Entertainment

Custer's Last Stand Is a Farce in 'Preacher'

It's Jesse versus Odin in "El Valero."

by Eric Francisco
AMC

Preacher is confusing. Not because of its story about demons and superpowers, but because it whiplashes between satire and harmless negging of religious institutions. The show is at once funny and sharp without saying anything important. “El Valero,” the eighth episode of AMC’s comic book show is Jesse Custer’s (Dominic Cooper) last stand against atheist mogul Odin Quincannon (Jackie Earle Haley), who storms Jesse’s church property like it’s the Battle of the Little Bighorn with Donny (Derek Wilson) in Confederate cosplay. Within 40 minutes “El Valero” encapsulates Preacher’s inconsistent approach to, well, everything Preacher wants to talk about.

It’s summed up in one line before commercial break, when Arseface (Ian Coletti) — still damned to hell — returns as Jesse’s conscience and Jesse brandishes a molotov cocktail: “This is sacrilege,” Arseface pleads. “This is my damn church,” the good preacher replies. Damn right it is.

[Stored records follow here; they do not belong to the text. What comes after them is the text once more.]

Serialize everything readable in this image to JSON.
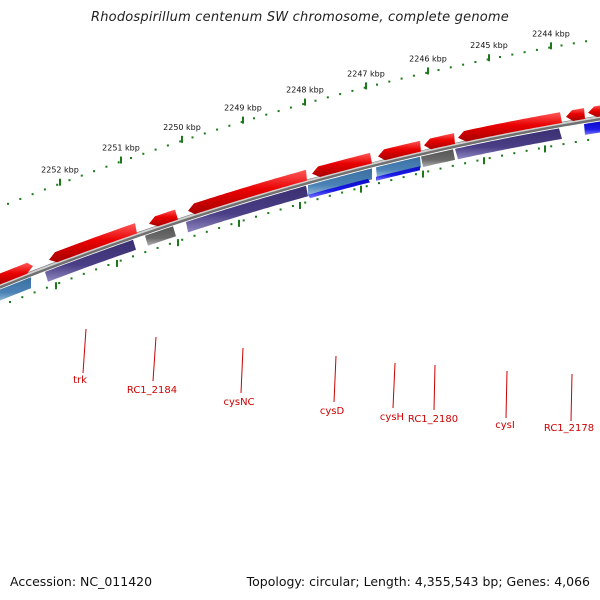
{
  "title": "Rhodospirillum centenum SW chromosome, complete genome",
  "footer": {
    "accession": "Accession: NC_011420",
    "topology": "Topology: circular; Length: 4,355,543 bp; Genes: 4,066"
  },
  "colors": {
    "cds": "#e80000",
    "gene_purple": "#4a3f86",
    "gene_steelblue": "#4b82b6",
    "gene_gray": "#666666",
    "gene_blue": "#1a1ae6",
    "tick": "#1a7a1a",
    "label": "#cc0000",
    "backbone": "#8a8a8a"
  },
  "scale_labels": [
    "2252 kbp",
    "2251 kbp",
    "2250 kbp",
    "2249 kbp",
    "2248 kbp",
    "2247 kbp",
    "2246 kbp",
    "2245 kbp",
    "2244 kbp"
  ],
  "gene_labels": [
    "trk",
    "RC1_2184",
    "cysNC",
    "cysD",
    "cysH",
    "RC1_2180",
    "cysI",
    "RC1_2178"
  ]
}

Kevin Smith got the ire of church-goers for Dogma, a 1999 comedy that had a poop monster from Golgotha and Ben Affleck, whereas Preacher is infinitely liberal in its Christian mythology. Yet no one from the church has made a peep. Westboro is more concerned about Pokémon Trainers on their property than they are about a hard-drinking Baptist minister shooting penises off on TV. Bizarre and venomous Preacher may be in its content, somehow it’s agnostic, avoiding the centuries of skeletons in the Vatican’s closets. A show like Preacher could make mincemeat out of institutions in a story about a super-powered minister, but that hasn’t been the show’s concern.

And that’s Preacher’s game. Jesse Custer will preach however he pleases. The storming of Jesse’s property is less a plot point resulting in a fun bottle/seige episode and more like Preacher making a statement: After South Park, after Kevin Smith, this is how we satire. Not with juvenile humor or affectionate mockery (as in The Book of Mormon), but with a straight shot to the balls, all for the right to preach its way.

Jesse actually “loses” the siege. Donny, in a poetic and metaphorical gesture, shoots his ears off to safely approach Jesse (thus avoiding Genesis) and curry favor back with his boss — even though Odin doesn’t give much of a shit. Jesse is forced to surrender, not before asking for one final Sunday with his church. It’s been a long time coming, but what gets Preacher on its road trip — the main story of Garth Ennis’s comic series — is the holy slaughter of Annville at Jesse’s congregation. Expect another bloody Sunday.